ZHANG ZHI (DIABLO) is  a prominent poet and critic in contemporary China, serving as president of International Poetry Research and Translation Centre and executive editor-in-chief of The World Poets Quarterly.

 

DIMITRIS P. KRANIOTIS is an award-winning Greek poet and Founder/President of the the World Poets Society (W.P.S.). The central themes of his poetry focus on contemporary man – his impasse, worries, fears, hopes and dreams.

 

MAX BABI is a metallurgist and a plasma technologist by profession who loves to write, be it technical articles or “Emotions in Motion” poetry.
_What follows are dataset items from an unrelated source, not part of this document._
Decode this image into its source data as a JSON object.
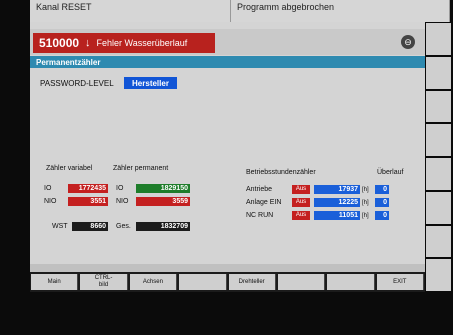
{
  "topbar": {
    "left": "Kanal RESET",
    "right": "Programm abgebrochen"
  },
  "alarm": {
    "number": "510000",
    "text": "Fehler Wasserüberlauf"
  },
  "title": "Permanentzähler",
  "password": {
    "label": "PASSWORD-LEVEL",
    "value": "Hersteller"
  },
  "counters": {
    "variable_header": "Zähler variabel",
    "permanent_header": "Zähler permanent",
    "io_label": "IO",
    "nio_label": "NIO",
    "wst_label": "WST",
    "ges_label": "Ges.",
    "io_var": "1772435",
    "nio_var": "3551",
    "wst_var": "8660",
    "io_perm": "1829150",
    "nio_perm": "3559",
    "ges_perm": "1832709"
  },
  "hours": {
    "header": "Betriebsstundenzähler",
    "overflow_header": "Überlauf",
    "rows": [
      {
        "label": "Antriebe",
        "aus": "Aus",
        "value": "17937",
        "unit": "[h]",
        "overflow": "0"
      },
      {
        "label": "Anlage EIN",
        "aus": "Aus",
        "value": "12225",
        "unit": "[h]",
        "overflow": "0"
      },
      {
        "label": "NC RUN",
        "aus": "Aus",
        "value": "11051",
        "unit": "[h]",
        "overflow": "0"
      }
    ]
  },
  "softkeys": [
    "Main",
    "CTRL-\nbild",
    "Achsen",
    "",
    "Drehteller",
    "",
    "",
    "EXIT"
  ]
}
An avid follower and critic of funky jazz and blues, he often attends or helps organize regional music festivals.

 

PAUL GILBERT is the dedicated originator, publisher and guiding spirit responsible for AvantGardeTimes as well as more than 100 issues of AboveGroundTesting and 25 inspirational podcasts. 

 

CHARLES FREDERICKSON, No Holds Bard, and coloraturartist SAKNARIN CHINAYOTE are co-editors of this quarterly cosmopolitan e-zine. They also mutually developed PoetryArtCombo.com as well as more than 100 weblished PoeArtry renderings and Art Gallery offerings.